So it turns out that those who noted that the Cyprus bailout took place ahead of a local bank holiday on Monday were onto something. The terms of the bailout deal represent a huge leap in how the EU is tackling the crisis. Time will tell whether this leap is over or into the chasm.
This is a quick reaction post. I will focus on likely market reaction because that is what I know about – and why you’re likely reading my ramblings – and leave meditations on justice and democracy to people closer to the action.
Deposits below EUR100,000 to suffer 6.75% tax; above 100,000, 9.9%.
Immediate action to prevent capital flight (FT):
Cypriot finance minister Michalis Sarris said his government had already moved to ensure deposit holders could not make large withdrawalselectronically before Tuesday’s open; Jörg Asmussen, a member of the European Central Bank executive board, said a portion of deposits equivalent to the levies would likely be frozen immediately.
What does this all mean? In looking on what this means for the rest of Europe, a few points stand out:
- Four choices have been faced ahead of every bailout; screw the local taxpayer; screw the creditors; the Germans pay for everything; or fiddle the numbers in the hope the crisis just goes away.
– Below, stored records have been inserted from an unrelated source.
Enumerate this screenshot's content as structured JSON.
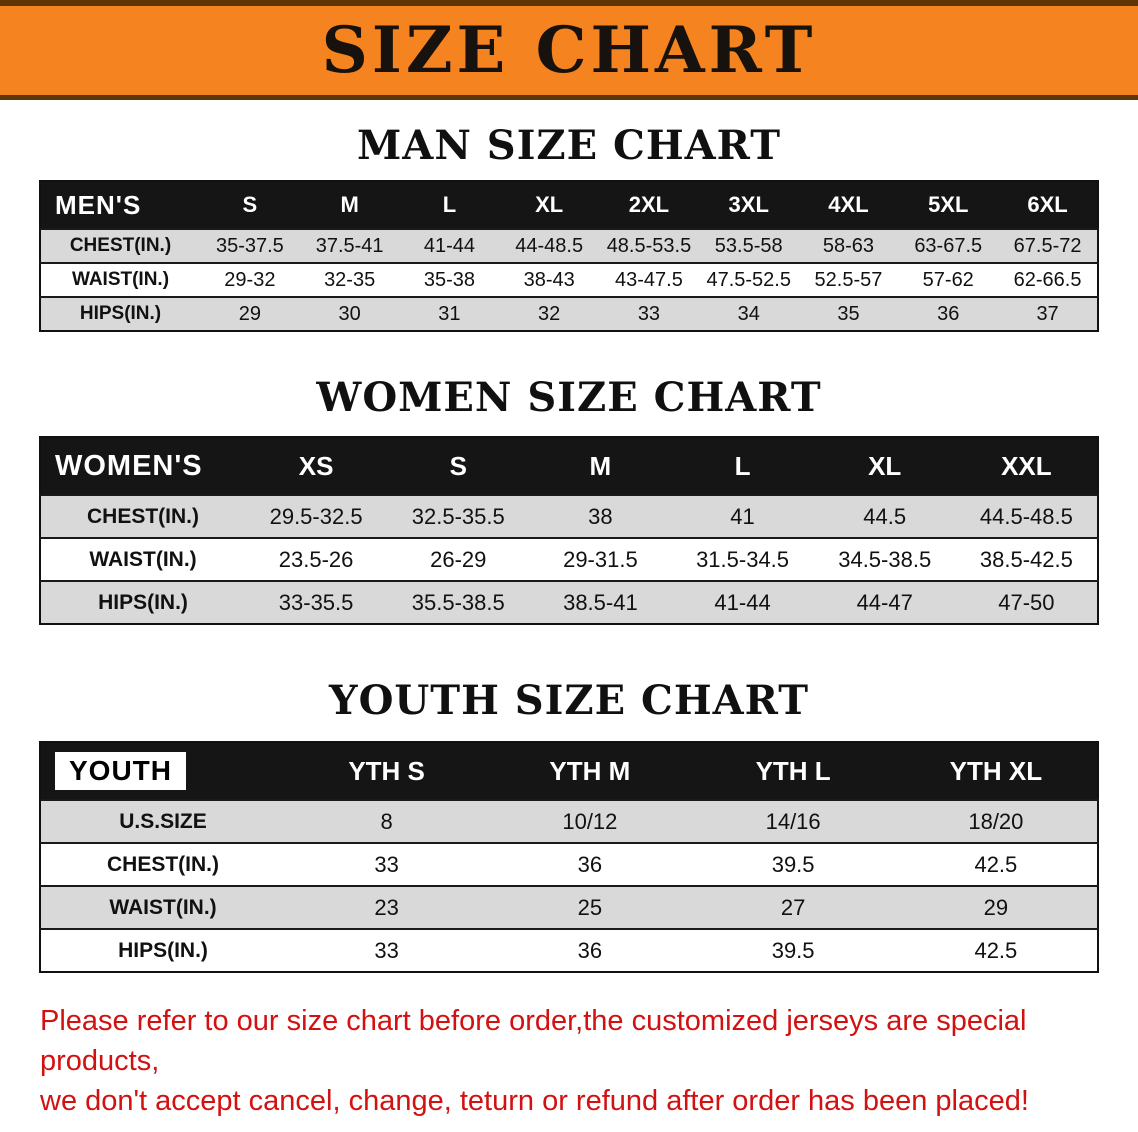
{
  "banner": {
    "title": "SIZE CHART"
  },
  "colors": {
    "banner_bg": "#f5831f",
    "table_header_bg": "#151515",
    "row_shade": "#d9d9d9",
    "note_text": "#d21111"
  },
  "sections": [
    {
      "heading": "MAN SIZE CHART",
      "table": {
        "label": "MEN'S",
        "columns": [
          "S",
          "M",
          "L",
          "XL",
          "2XL",
          "3XL",
          "4XL",
          "5XL",
          "6XL"
        ],
        "rows": [
          {
            "label": "CHEST(IN.)",
            "values": [
              "35-37.5",
              "37.5-41",
              "41-44",
              "44-48.5",
              "48.5-53.5",
              "53.5-58",
              "58-63",
              "63-67.5",
              "67.5-72"
            ]
          },
          {
            "label": "WAIST(IN.)",
            "values": [
              "29-32",
              "32-35",
              "35-38",
              "38-43",
              "43-47.5",
              "47.5-52.5",
              "52.5-57",
              "57-62",
              "62-66.5"
            ]
          },
          {
            "label": "HIPS(IN.)",
            "values": [
              "29",
              "30",
              "31",
              "32",
              "33",
              "34",
              "35",
              "36",
              "37"
            ]
          }
        ]
      }
    },
    {
      "heading": "WOMEN SIZE CHART",
      "table": {
        "label": "WOMEN'S",
        "columns": [
          "XS",
          "S",
          "M",
          "L",
          "XL",
          "XXL"
        ],
        "rows": [
          {
            "label": "CHEST(IN.)",
            "values": [
              "29.5-32.5",
              "32.5-35.5",
              "38",
              "41",
              "44.5",
              "44.5-48.5"
            ]
          },
          {
            "label": "WAIST(IN.)",
            "values": [
              "23.5-26",
              "26-29",
              "29-31.5",
              "31.5-34.5",
              "34.5-38.5",
              "38.5-42.5"
            ]
          },
          {
            "label": "HIPS(IN.)",
            "values": [
              "33-35.5",
              "35.5-38.5",
              "38.5-41",
              "41-44",
              "44-47",
              "47-50"
            ]
          }
        ]
      }
    },
    {
      "heading": "YOUTH SIZE CHART",
      "table": {
        "label": "YOUTH",
        "columns": [
          "YTH S",
          "YTH M",
          "YTH L",
          "YTH XL"
        ],
        "rows": [
          {
            "label": "U.S.SIZE",
            "values": [
              "8",
              "10/12",
              "14/16",
              "18/20"
            ]
          },
          {
            "label": "CHEST(IN.)",
            "values": [
              "33",
              "36",
              "39.5",
              "42.5"
            ]
          },
          {
            "label": "WAIST(IN.)",
            "values": [
              "23",
              "25",
              "27",
              "29"
            ]
          },
          {
            "label": "HIPS(IN.)",
            "values": [
              "33",
              "36",
              "39.5",
              "42.5"
            ]
          }
        ]
      }
    }
  ],
  "note": {
    "line1": "Please refer to our size chart before order,the customized jerseys are special products,",
    "line2": "we don't accept cancel, change, teturn or refund after order has been placed!"
  }
}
The Irish programme rested heavily on option 1, the Portuguese and Greek (especially) on options 1 & 4. Hopes for option 3 (ESM buys shares in the banks) are dead in the water. This programme indicates option 2 gaining in strength, 3 & 4 sinking.
- Taxing local small depositors. This is really shocking, being both the least fair and the riskiest part of this plan. The fairness aspects are obvious, but the risk that other Peripheral depositors will reconsider is clear, albeit so far more popular with the usual suspects than with locals.
- Cypriot banks have almost nothing in terms of either junior or senior bank claims. Best guess is that the former will take the familiar (Ireland/Spain/Holland) hosing, the latter will be spared. Again, realpolitik – with the exception of Anglo-Irish after it ceased to matter – senior bank bondholders are being protected to save other banks. But this means that Cypriot depositors are being sacrificed that depositors in the rest of Europe can be protected. IThe thinking here is pure economics – once-basket-cases like Bank of Ireland recently raised unsecured senior loans, reflecting an important step in European finance’s return to health but the sacrifice of the poorest depositors in one of Western Europe’s smallest and poorer economies is surely the wrong price.
- The hedge funds win again. A favourite trade for speculators has been Cypriot government debt. And it’s done very nicely. Mayfair sends its thanks. Update: This implies that you’re better off with your money in peripheral government debt than in a bank. That’s a message I personally would be very hesitant to send.
- And the Russians? The reason small depositors have been hit is that the losses inflicted would be much bigger if a) only large deposits b) only non-EU deposits were haircut. The data on Cyprus deposits is here (MUMs = Monetary Union Members). I would guess the thinking is that 10% is seen as a cost of doing business when it comes to money laundering, but 30% would probably finish Cypriot banking for good. If the infliction of losses on small depositors has a purpose, it’s probably to reassure the Russians that they are not being discriminated against. Yes, I may have thrown up a little in my mouth typing that. *
So: senior bondholders and Russians helped at the cost of smaller locals. There’s more logic here than there appears at first glance – the primary aim of this programme is to hold the European banking sector together whilst having a vaguely realistic programme, not placing another huge bill on the core/Germany not ending the viability of Cyprus as an offshore banking sector. My own judgement is that inflicting costs on depositors in principle is an extremely important one, but that not sparing the small depositor is worse than a cruel piece of realpolitik – it is in fact a mistake.
* Irony corner: the destination of choice for Russian money looking to escape into an EU jurisdiction is now apparently Latvia
Update: via @charlesforelle some detail on Cyprus bank balance sheets – really basically no senior bonds.
Also worth noting that in return for their tax payment, depositholders get shares in their bank. Limited consolation I suspect.